Camera Nazionale della Moda Italiana, the organizer of Milan Fashion Week, shared that the men’s fashion week, (June 18 – 22), will include both physical and digital events as well. Since London’s next Fashion week is in June, most brands will still hold digital events, with a few hosting physical appointments and small-scale presentations according to the British Fashion Council (BFC). The line-up, which combines both menswear and womenswear collections, will include Ahluwalia, Bethany Williams, Liam Hodges, Nicholas Daley, Preen by Thornton Bregazzi. The BFC is not making a determination on Fall yet but indicates brands are yearning to do physical presentations on a larger scale.
Fashion buyers are staying optimistic as more shows are confirmed. Buying budgets are increasing this year, with buyers planning to travel again. The anticipation is that there will be more physical shows in September, but with a smaller number of attendees.
Some buyers have commended how innovative brands have been digitally, but think it will never compare with the real-life experience. Buyers need to touch and feel products as well as be able to see how clothing hangs and fits – something that has been challenging in the digital realm. They are also missing the personal relationships they have built and the buzz from physically being in the showrooms.
Others believe the system was flawed and don’t want to see a return to the old ways. The fashion industry was traveling too much. Something that is not only unstainable for the planet, but extremely taxing on buyers and editors as well. So, if we are heading in the direction of fashion week returning to a physical setting, some say schedules need to be revised.
Having success with their own presentations, not all designers are set to return. Brands like Gucci and Tommy Hilfiger have already pivoted to a decentralized fashion calendar as a means of slowing down and taking control of their own narrative. Gucci has opted out of New York and plans to show its next collection in November in Los Angeles, whereas Tommy Hilfiger has no plans to return NYFW this Fall.

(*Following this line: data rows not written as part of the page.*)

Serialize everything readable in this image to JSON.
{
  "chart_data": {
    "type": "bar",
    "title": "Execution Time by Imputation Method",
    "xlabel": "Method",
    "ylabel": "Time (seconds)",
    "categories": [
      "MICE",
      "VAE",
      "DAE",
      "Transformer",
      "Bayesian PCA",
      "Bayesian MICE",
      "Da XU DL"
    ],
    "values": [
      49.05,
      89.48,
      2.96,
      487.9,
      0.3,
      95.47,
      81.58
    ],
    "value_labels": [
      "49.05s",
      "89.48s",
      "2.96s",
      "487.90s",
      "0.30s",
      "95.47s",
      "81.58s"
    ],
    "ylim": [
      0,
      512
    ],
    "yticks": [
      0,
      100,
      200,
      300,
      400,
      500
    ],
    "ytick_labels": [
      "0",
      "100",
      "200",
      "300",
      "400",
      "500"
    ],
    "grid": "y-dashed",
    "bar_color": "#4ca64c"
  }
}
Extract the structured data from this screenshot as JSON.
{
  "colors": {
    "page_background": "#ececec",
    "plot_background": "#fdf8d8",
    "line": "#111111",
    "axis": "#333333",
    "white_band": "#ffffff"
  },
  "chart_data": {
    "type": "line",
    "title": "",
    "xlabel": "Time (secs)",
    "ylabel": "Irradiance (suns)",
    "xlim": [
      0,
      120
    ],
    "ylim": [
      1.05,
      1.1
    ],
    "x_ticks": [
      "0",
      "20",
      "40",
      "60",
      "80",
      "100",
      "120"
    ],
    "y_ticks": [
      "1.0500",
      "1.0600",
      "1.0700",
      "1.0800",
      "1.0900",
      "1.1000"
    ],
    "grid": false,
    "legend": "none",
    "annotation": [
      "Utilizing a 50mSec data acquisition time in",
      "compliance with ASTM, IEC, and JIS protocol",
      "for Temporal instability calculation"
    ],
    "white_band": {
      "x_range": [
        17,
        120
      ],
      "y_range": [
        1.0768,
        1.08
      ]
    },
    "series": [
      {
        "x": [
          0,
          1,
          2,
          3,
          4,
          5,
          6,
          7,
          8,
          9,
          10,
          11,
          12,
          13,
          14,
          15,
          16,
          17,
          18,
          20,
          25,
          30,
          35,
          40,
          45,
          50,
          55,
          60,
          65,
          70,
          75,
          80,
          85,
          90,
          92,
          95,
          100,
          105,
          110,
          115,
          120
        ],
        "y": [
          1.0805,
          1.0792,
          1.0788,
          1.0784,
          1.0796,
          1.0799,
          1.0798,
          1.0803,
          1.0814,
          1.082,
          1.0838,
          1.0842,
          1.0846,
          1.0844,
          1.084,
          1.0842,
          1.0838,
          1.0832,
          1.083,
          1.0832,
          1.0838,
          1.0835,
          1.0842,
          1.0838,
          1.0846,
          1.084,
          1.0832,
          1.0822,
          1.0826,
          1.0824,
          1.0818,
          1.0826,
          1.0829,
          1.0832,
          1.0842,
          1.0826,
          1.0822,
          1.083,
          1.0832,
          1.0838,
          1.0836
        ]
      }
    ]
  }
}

One thing that can’t be argued, is that in-person runway shows generate revenue. Besides the usual suspects we expected to see seated next to the runway, celebrities, influencers and fashion fanatics, also religiously attend the shows. Due to the pandemic, it is estimated that New York, Paris, London, and Milan lost out on more than $600 million in economic activity that would have been generated from the F/W 2021 season.
“Rebuilding begins with a collective commitment to New York Fashion Week,” says Russo, who added that NYFW has more economic value than any other fashion event across the globe. “In that regard, we see the success of NYFW as critical…and we hope others follow in our shared path to really fortify a robust fashion economy post-pandemic.”
The question the fashion industry seems to be facing, is to whether to rebuild, or tear down to start anew.